Quando a Palazzo Moffa caldeggiarono l’approvazione del provvedimento, pensarono di potere disporre che, per le quote non versate, sarebbe stato possibile provvedere all’estinzione anticipata, totale o parziale, con un’ulteriore agevolazione, rendendo rateizzabile l’importo dovuto in 120 rate. Dopodiché vollero strafare e, con un incongruo comunicato-stampa, diffuso a tappeto su tutte le testate giornalistiche precisarono che chi, per avventura, aveva già corrisposto la tassa per intero, avrebbe potuto rivolgersi agli sportelli regionali che, esaurite le opportune verifiche, avrebbero provveduto a rimborsare il 60% versato in più. Ed è stato qui che questi Signori non si sono dimostrati all’altezza perché nella famosa deliberazione giuntale n. 668 del 16 giugno 2009, peraltro assunta proprio al limite del tempo massimo, non v’era alcuna traccia della restituzione del 60%. Nella sostanza avevano inserito certe false speranze solo all’interno di un innocuo comunicato ma non nel provvedimento esecutivo. Dopo una prima elargizione (che ha finito col toccare solo alcuni comuni), il rivoletto restitutivo si è impantanato ed i  Molisani rimasti all’asciutto stanno protestando da 15 anni, chiedendosi:”Ma sarebbe stato possibile ‘restituire’ soltanto in grazie dei contenuti di un comunicato-stampa, in carenza di un vero e proprio atto provvedimentale esecutivo?”.

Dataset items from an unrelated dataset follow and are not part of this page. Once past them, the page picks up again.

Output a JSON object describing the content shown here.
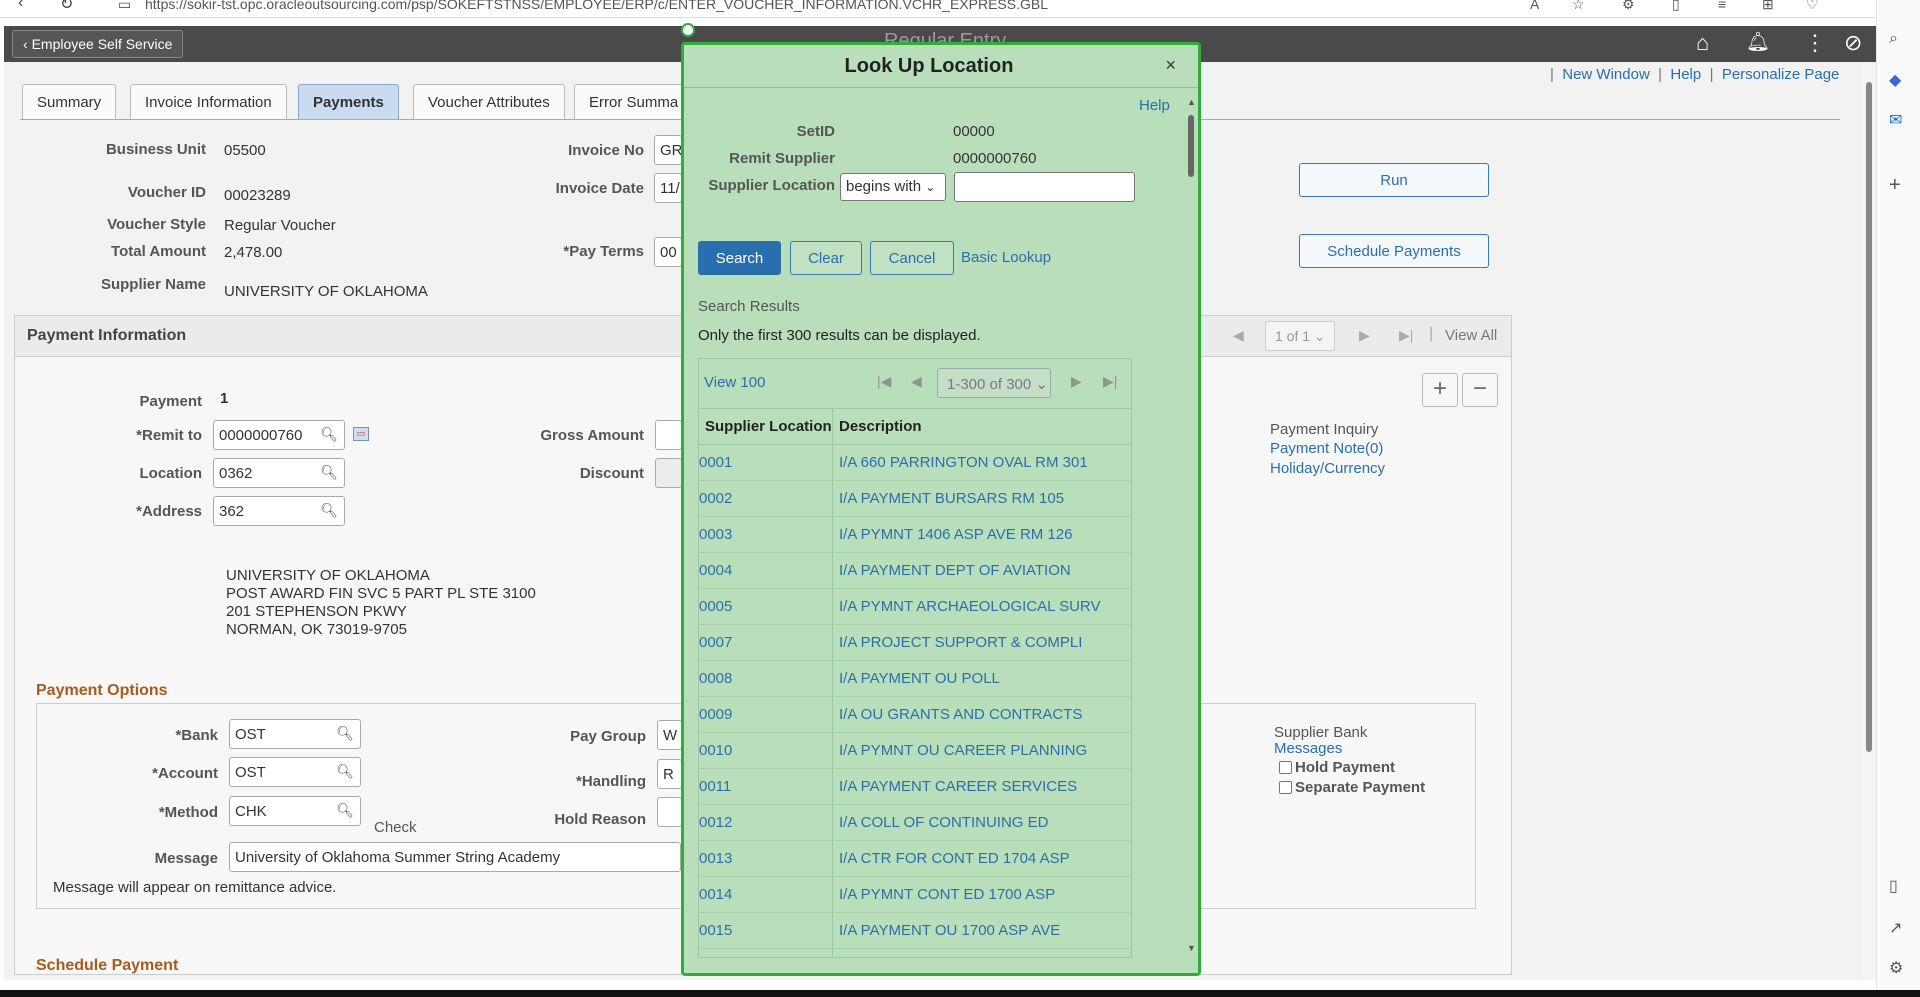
{
  "browser": {
    "url": "https://sokir-tst.opc.oracleoutsourcing.com/psp/SOKEFTSTNSS/EMPLOYEE/ERP/c/ENTER_VOUCHER_INFORMATION.VCHR_EXPRESS.GBL"
  },
  "header": {
    "back_label": "Employee Self Service",
    "page_title": "Regular Entry"
  },
  "toplinks": {
    "new_window": "New Window",
    "help": "Help",
    "personalize": "Personalize Page"
  },
  "tabs": [
    "Summary",
    "Invoice Information",
    "Payments",
    "Voucher Attributes",
    "Error Summa"
  ],
  "voucher": {
    "business_unit_label": "Business Unit",
    "business_unit": "05500",
    "voucher_id_label": "Voucher ID",
    "voucher_id": "00023289",
    "voucher_style_label": "Voucher Style",
    "voucher_style": "Regular Voucher",
    "total_amount_label": "Total Amount",
    "total_amount": "2,478.00",
    "supplier_name_label": "Supplier Name",
    "supplier_name": "UNIVERSITY OF OKLAHOMA",
    "invoice_no_label": "Invoice No",
    "invoice_no": "GR",
    "invoice_date_label": "Invoice Date",
    "invoice_date": "11/",
    "pay_terms_label": "*Pay Terms",
    "pay_terms": "00"
  },
  "actions": {
    "run": "Run",
    "schedule_payments": "Schedule Payments"
  },
  "payment_info": {
    "title": "Payment Information",
    "pager": "1 of 1",
    "view_all": "View All",
    "payment_label": "Payment",
    "payment": "1",
    "remit_to_label": "*Remit to",
    "remit_to": "0000000760",
    "location_label": "Location",
    "location": "0362",
    "address_label": "*Address",
    "address": "362",
    "gross_amount_label": "Gross Amount",
    "discount_label": "Discount",
    "address_lines": [
      "UNIVERSITY OF OKLAHOMA",
      "POST AWARD FIN SVC 5 PART PL STE 3100",
      "201 STEPHENSON PKWY",
      "NORMAN, OK  73019-9705"
    ],
    "payment_inquiry": "Payment Inquiry",
    "payment_note": "Payment Note(0)",
    "holiday_currency": "Holiday/Currency"
  },
  "payment_options": {
    "title": "Payment Options",
    "bank_label": "*Bank",
    "bank": "OST",
    "account_label": "*Account",
    "account": "OST",
    "method_label": "*Method",
    "method": "CHK",
    "method_desc": "Check",
    "pay_group_label": "Pay Group",
    "pay_group": "W",
    "handling_label": "*Handling",
    "handling": "R",
    "hold_reason_label": "Hold Reason",
    "message_label": "Message",
    "message": "University of Oklahoma Summer String Academy",
    "message_note": "Message will appear on remittance advice.",
    "supplier_bank": "Supplier Bank",
    "messages": "Messages",
    "hold_payment": "Hold Payment",
    "separate_payment": "Separate Payment"
  },
  "schedule_payment": {
    "title": "Schedule Payment"
  },
  "modal": {
    "title": "Look Up Location",
    "close": "×",
    "help": "Help",
    "setid_label": "SetID",
    "setid": "00000",
    "remit_supplier_label": "Remit Supplier",
    "remit_supplier": "0000000760",
    "supplier_location_label": "Supplier Location",
    "operator": "begins with",
    "search": "Search",
    "clear": "Clear",
    "cancel": "Cancel",
    "basic_lookup": "Basic Lookup",
    "results_title": "Search Results",
    "results_note": "Only the first 300 results can be displayed.",
    "view_100": "View 100",
    "grid_pager": "1-300 of 300",
    "col_location": "Supplier Location",
    "col_description": "Description",
    "rows": [
      {
        "loc": "0001",
        "desc": "I/A 660 PARRINGTON OVAL RM 301"
      },
      {
        "loc": "0002",
        "desc": "I/A PAYMENT BURSARS RM 105"
      },
      {
        "loc": "0003",
        "desc": "I/A PYMNT 1406 ASP AVE RM 126"
      },
      {
        "loc": "0004",
        "desc": "I/A PAYMENT DEPT OF AVIATION"
      },
      {
        "loc": "0005",
        "desc": "I/A PYMNT ARCHAEOLOGICAL SURV"
      },
      {
        "loc": "0007",
        "desc": "I/A PROJECT SUPPORT & COMPLI"
      },
      {
        "loc": "0008",
        "desc": "I/A PAYMENT OU POLL"
      },
      {
        "loc": "0009",
        "desc": "I/A OU GRANTS AND CONTRACTS"
      },
      {
        "loc": "0010",
        "desc": "I/A PYMNT OU CAREER PLANNING"
      },
      {
        "loc": "0011",
        "desc": "I/A PAYMENT CAREER SERVICES"
      },
      {
        "loc": "0012",
        "desc": "I/A COLL OF CONTINUING ED"
      },
      {
        "loc": "0013",
        "desc": "I/A CTR FOR CONT ED 1704 ASP"
      },
      {
        "loc": "0014",
        "desc": "I/A PYMNT CONT ED 1700 ASP"
      },
      {
        "loc": "0015",
        "desc": "I/A PAYMENT OU 1700 ASP AVE"
      }
    ]
  },
  "colors": {
    "modal_bg": "#b9dfba",
    "modal_border": "#2fae3c",
    "link": "#2a6fad",
    "primary": "#2a6fad",
    "header": "#4a4a4a"
  }
}
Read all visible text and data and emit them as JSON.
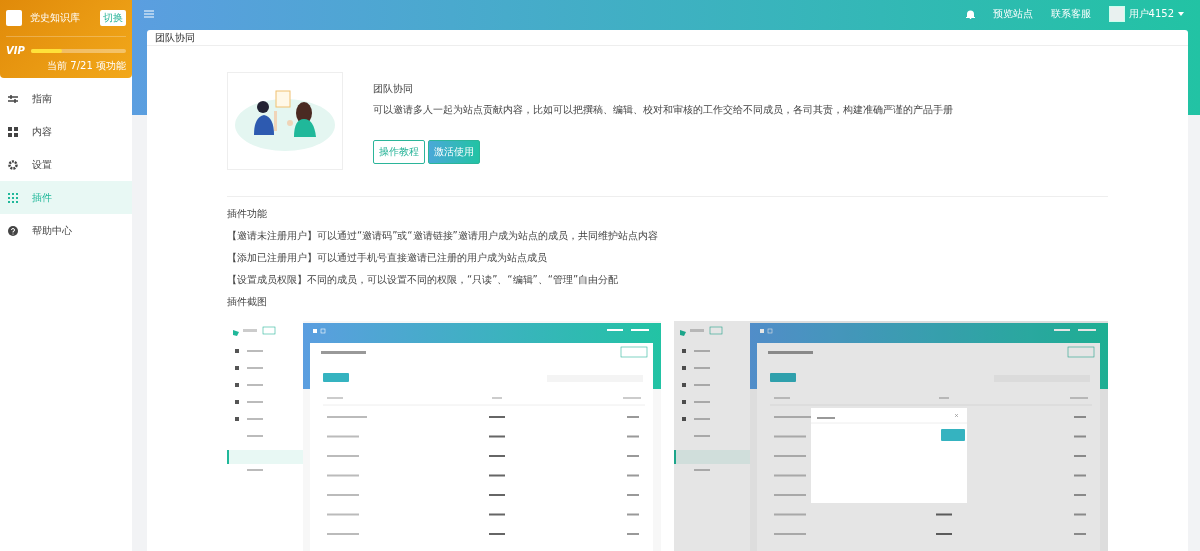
{
  "sidebar": {
    "brand": {
      "name": "党史知识库",
      "switch_label": "切换"
    },
    "vip": {
      "label": "VIP",
      "level": 0.33,
      "progress_text": "当前 7/21 项功能"
    },
    "items": [
      {
        "label": "指南",
        "selected": false
      },
      {
        "label": "内容",
        "selected": false
      },
      {
        "label": "设置",
        "selected": false
      },
      {
        "label": "插件",
        "selected": true
      },
      {
        "label": "帮助中心",
        "selected": false
      }
    ]
  },
  "topbar": {
    "links": [
      "预览站点",
      "联系客服"
    ],
    "user": "用户4152"
  },
  "page": {
    "title": "团队协同",
    "plugin": {
      "title": "团队协同",
      "description": "可以邀请多人一起为站点贡献内容，比如可以把撰稿、编辑、校对和审核的工作交给不同成员，各司其责，构建准确严谨的产品手册",
      "buttons": [
        {
          "label": "操作教程",
          "kind": "outline"
        },
        {
          "label": "激活使用",
          "kind": "primary"
        }
      ]
    },
    "features": {
      "heading": "插件功能",
      "items": [
        "【邀请未注册用户】可以通过“邀请码”或“邀请链接”邀请用户成为站点的成员，共同维护站点内容",
        "【添加已注册用户】可以通过手机号直接邀请已注册的用户成为站点成员",
        "【设置成员权限】不同的成员，可以设置不同的权限，“只读”、“编辑”、“管理”自由分配"
      ]
    },
    "screenshots": {
      "heading": "插件截图",
      "items": [
        {
          "dialog_open": false
        },
        {
          "dialog_open": true
        }
      ]
    }
  }
}
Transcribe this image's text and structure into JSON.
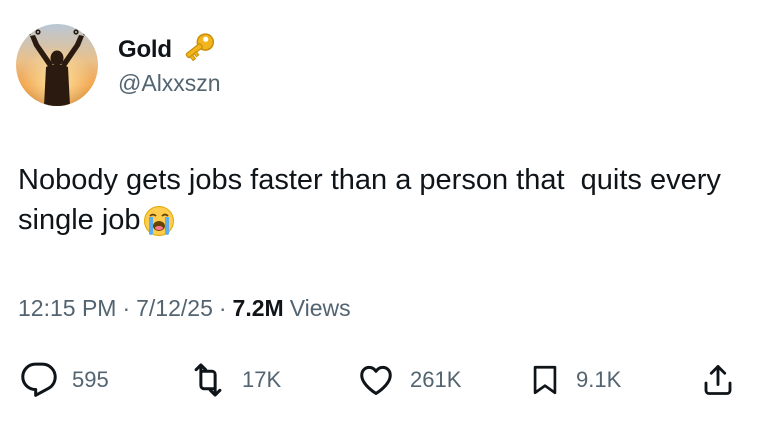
{
  "user": {
    "display_name": "Gold",
    "badge_icon": "key-emoji",
    "handle": "@Alxxszn",
    "avatar_icon": "person-raising-arms-sunset-avatar"
  },
  "tweet": {
    "text": "Nobody gets jobs faster than a person that  quits every single job",
    "trailing_emoji": "loudly-crying-face-emoji"
  },
  "meta": {
    "time": "12:15 PM",
    "separator": "·",
    "date": "7/12/25",
    "views_count": "7.2M",
    "views_label": "Views"
  },
  "actions": {
    "replies": "595",
    "reposts": "17K",
    "likes": "261K",
    "bookmarks": "9.1K"
  },
  "colors": {
    "text_primary": "#0f1419",
    "text_secondary": "#536471",
    "key_gold": "#f2b51b"
  }
}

Ecco perché dalla Regione Molise dovrebbero spiegare a quale fenomeno psichico possa essere attribuita la tendenza di raccontare cose che non esistono nei provvedimenti ufficiali ma solo in note prive di valore e, quindi, di vigenza. In assenza, dovremmo pensare che questo vezzo, per vero poco bello, voglia soltanto servire a turlupinàre l’elettore.